This folder contains code to run TiSAn-build, the companion app for tissue-specific feature extraction.
Panel1: expression Quantitative Loci (eQTL)
In this panel, the user needs to provide a database of known tissue-specific eQTLs (e.g., GTEx consortium).
Once a directory has been selected, the program will go through all the different tissues available in the database.
A checkbox list will appear, and the user can select all the tissue types he considers as 'of interest' for a set of positive annotations.
By defaut, the remaining tissues will be held as 'non-tissue' eQTLs.
Once the tissue(s) of interest are selected in the checkbox list, the user can click on the 'eQTL tissue selection done' button.
After a couple of minutes, two eQTL databases (tissue ('tissue_eqtl_gr.Rdata') and non-tissue ('non_tissue_eqtl_gr.Rdata')) should appear in the working directory.
NB: if a file named 'tissue_eqtl_gr.Rdata' or 'non_tissue_eqtl_gr.Rdata' already exists, the program will not overwrite it.
Panel2: differentially methylated regions (DMR)
In this panel, the user needs to provide a database of known tissue-specific methylation profiles (e.g., RoadMap Epigenomics consortium).
The program expects one single file containing all the methylation levels measured in different cell lines at different loci, and a metadata file contianing the information regarding the different sampled tissues.
Once these two files have been provided, the program will go through all the different tissues available in the database.
A checkbox list will appear, and the user can select all the tissue types he considers as 'of interest' for a set of positive annotations.
By defaut, the remaining tissues will be held as 'non-tissue' DMRs.
Once the tissue(s) of interest are selected in the checkbox list, the user can click on the 'Methylation tissue selection done' button.
After a couple of minutes, a DMR database ('rme_gr.Rdata') should appear in the working directory.
Here, it contains, for thousands of loci, the average DNA methylation level found in tissue and non-tissue cell lines.
NB: if a file named 'rme_gr.Rdata' already exists, the program will not overwrite it.
Panel3: Literature Mining (Pubmed)
In this panel, the user needs to provide a database of known genes in their corresponding publications (e.g., gene2pubmed).
The program expects one single file containing the pairs of genes and publications.
The program also expects key words related to the tissue of interest (e.g., 'brain').
Once it has been provided, the user can click on the 'tissue-specific keywords provided' button and the program will go through all the publications and search for keywords (it might take half an hour).
Once the tissue-related genes are identified, they will be stored in 'tissue_gene_gr.Rdata'.
The remaining genes will be stored in 'other_gene_gr.Rdata'.

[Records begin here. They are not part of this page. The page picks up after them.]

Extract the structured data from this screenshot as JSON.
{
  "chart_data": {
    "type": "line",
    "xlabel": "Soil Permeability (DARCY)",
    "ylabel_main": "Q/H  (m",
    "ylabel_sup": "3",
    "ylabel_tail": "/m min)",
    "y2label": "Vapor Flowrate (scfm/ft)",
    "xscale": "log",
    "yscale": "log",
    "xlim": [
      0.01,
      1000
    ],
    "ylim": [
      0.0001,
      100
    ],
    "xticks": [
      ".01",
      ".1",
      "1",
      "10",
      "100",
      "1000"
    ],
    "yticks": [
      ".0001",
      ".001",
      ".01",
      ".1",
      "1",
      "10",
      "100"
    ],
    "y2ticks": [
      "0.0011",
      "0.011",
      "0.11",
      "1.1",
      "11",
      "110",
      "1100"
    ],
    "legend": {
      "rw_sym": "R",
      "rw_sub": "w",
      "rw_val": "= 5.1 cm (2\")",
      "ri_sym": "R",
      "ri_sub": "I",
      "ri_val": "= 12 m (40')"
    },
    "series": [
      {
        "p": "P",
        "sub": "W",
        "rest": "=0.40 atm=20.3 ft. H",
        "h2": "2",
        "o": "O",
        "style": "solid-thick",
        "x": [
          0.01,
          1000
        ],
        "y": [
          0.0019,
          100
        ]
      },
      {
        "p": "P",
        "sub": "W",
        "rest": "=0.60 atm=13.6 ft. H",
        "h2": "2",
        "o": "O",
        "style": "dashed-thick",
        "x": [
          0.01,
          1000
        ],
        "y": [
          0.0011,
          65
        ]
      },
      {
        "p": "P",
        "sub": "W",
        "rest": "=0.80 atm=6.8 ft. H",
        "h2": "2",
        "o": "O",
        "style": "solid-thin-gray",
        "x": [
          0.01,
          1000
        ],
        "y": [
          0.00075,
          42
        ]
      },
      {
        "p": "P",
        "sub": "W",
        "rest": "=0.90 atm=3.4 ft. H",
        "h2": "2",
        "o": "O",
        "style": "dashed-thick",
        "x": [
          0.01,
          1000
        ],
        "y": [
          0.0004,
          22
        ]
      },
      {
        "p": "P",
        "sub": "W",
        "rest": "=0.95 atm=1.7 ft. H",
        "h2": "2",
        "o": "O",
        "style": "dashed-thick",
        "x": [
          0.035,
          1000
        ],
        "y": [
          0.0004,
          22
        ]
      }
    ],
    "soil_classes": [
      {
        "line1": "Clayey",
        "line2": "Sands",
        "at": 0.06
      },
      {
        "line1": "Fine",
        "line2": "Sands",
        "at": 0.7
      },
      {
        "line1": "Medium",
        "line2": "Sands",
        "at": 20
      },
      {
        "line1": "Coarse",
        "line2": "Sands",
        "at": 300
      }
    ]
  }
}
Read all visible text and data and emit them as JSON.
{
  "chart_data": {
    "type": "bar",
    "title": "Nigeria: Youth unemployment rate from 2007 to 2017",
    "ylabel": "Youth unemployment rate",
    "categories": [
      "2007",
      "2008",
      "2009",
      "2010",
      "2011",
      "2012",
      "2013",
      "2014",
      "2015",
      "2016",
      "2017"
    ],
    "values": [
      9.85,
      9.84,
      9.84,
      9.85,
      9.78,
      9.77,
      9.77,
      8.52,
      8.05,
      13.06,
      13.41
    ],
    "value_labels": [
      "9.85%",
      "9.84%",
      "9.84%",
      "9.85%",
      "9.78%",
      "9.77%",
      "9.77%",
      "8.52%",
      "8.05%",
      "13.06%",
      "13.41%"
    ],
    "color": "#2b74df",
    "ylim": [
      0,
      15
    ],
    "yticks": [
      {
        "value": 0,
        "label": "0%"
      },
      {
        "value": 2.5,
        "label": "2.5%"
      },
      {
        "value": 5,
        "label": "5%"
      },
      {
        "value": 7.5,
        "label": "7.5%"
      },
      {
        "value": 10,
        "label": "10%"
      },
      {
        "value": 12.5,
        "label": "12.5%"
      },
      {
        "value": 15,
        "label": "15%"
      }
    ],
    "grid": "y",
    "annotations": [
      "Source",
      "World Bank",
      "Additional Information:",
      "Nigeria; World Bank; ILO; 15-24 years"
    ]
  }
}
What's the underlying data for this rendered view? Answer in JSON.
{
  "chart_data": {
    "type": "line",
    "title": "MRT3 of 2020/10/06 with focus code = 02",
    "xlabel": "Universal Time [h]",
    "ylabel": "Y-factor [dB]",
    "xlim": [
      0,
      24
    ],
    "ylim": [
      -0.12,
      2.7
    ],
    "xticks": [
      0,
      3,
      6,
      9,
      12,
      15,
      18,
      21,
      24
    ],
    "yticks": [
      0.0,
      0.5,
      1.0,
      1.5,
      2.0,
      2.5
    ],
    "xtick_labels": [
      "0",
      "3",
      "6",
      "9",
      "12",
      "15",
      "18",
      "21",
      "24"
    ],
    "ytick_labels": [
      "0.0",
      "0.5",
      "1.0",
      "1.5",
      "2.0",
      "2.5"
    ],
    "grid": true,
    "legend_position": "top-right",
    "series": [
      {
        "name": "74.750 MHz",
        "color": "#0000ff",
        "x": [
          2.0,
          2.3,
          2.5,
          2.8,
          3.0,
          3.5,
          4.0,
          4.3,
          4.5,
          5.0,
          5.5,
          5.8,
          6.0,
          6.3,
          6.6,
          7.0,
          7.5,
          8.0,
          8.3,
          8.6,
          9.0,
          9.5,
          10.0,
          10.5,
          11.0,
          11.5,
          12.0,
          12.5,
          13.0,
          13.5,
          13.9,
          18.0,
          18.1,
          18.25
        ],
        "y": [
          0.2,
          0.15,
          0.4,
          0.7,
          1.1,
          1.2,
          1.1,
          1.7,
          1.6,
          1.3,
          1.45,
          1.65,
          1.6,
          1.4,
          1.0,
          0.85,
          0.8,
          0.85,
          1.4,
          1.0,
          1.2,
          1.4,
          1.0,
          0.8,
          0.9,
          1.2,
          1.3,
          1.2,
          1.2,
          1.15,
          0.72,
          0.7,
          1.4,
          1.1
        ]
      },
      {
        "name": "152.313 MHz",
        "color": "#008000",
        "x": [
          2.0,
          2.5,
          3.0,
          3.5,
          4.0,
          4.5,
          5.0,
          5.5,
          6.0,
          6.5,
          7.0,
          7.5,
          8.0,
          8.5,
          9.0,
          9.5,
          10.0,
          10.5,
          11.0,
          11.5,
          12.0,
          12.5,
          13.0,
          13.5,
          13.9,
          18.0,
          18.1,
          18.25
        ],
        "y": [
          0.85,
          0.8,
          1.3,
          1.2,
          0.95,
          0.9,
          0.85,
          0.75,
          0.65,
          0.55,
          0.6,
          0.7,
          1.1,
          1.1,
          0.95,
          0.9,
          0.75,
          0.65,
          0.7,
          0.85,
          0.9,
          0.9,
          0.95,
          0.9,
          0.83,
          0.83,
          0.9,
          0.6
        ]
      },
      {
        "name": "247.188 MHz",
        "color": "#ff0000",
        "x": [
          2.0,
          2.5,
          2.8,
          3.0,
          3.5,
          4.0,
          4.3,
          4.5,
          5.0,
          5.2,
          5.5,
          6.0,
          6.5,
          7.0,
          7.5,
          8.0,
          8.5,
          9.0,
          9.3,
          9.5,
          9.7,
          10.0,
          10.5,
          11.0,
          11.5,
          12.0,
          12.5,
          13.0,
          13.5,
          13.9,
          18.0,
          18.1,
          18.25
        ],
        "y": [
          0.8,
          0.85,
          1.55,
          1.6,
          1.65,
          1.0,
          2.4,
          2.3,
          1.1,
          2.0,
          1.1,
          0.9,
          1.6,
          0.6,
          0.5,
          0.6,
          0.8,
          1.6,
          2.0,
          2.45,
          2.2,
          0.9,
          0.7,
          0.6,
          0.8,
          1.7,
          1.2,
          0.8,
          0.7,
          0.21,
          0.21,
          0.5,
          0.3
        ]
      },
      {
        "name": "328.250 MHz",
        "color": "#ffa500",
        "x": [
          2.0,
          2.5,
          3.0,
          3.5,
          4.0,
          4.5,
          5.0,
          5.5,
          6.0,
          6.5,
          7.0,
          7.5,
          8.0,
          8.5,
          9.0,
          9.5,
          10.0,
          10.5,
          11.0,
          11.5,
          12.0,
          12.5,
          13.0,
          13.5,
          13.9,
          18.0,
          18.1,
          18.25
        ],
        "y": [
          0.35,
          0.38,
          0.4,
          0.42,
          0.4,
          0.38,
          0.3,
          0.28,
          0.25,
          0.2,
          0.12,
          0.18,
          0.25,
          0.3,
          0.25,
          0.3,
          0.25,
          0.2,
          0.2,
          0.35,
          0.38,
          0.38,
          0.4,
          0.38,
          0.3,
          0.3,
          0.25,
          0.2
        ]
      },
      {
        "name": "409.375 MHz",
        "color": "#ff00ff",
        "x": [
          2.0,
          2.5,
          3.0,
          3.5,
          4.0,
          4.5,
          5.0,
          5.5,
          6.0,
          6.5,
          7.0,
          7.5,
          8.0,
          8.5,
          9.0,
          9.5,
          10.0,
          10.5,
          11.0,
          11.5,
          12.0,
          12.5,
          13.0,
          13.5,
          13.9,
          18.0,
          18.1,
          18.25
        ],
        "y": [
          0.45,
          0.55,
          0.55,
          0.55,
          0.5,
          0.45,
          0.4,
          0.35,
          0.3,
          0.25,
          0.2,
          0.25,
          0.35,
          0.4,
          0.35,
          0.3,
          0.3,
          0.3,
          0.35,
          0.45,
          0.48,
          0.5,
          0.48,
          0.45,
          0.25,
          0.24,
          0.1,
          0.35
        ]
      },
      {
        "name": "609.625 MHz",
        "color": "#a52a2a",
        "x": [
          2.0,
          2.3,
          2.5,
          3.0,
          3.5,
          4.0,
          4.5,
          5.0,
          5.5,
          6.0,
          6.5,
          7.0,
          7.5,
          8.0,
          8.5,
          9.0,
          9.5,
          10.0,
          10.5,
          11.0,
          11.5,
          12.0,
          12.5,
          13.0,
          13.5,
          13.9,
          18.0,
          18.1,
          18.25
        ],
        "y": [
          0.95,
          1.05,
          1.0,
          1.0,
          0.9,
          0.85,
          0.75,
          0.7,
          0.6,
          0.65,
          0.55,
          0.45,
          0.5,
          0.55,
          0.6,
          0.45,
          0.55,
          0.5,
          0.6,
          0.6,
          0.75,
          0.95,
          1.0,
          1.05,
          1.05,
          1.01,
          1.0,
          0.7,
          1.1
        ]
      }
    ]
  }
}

NB: if a file named 'tissue_gene_gr.Rdata' or 'other_gene_gr.Rdata' already exists, the program will not overwrite it.
Panel4: Training set composition (LincSNP)
In this panel, the user needs to provide a database of known disease-associated long intergenic non-coding RNAs (lincRNA) (e.g., LincSNP).
The program expects one directory with one file per chromosome containing the pairs of SNPs and diseases.
Once this directory has been provided, the program will go through all the different diseases available in the database.
A checkbox list will appear, and the user can select all the tissue-related diseases he considers as 'of interest' for a set of positive annotations.
Once it has been provided, the user can click on the 'lincSNP disease selection done' button and the program will go through all the known associations (might take 5 minutes).
Once the disease-tissue SNPs are identified, they will be stored in 'train_lincsnp_pos.txt'.
The remaining loci will be stored in 'train_lincsnp_neg.txt'.
NB: if a file named 'train_lincsnp_pos.txt' or 'train_lincsnp_neg.txt' already exists, the program will not overwrite it.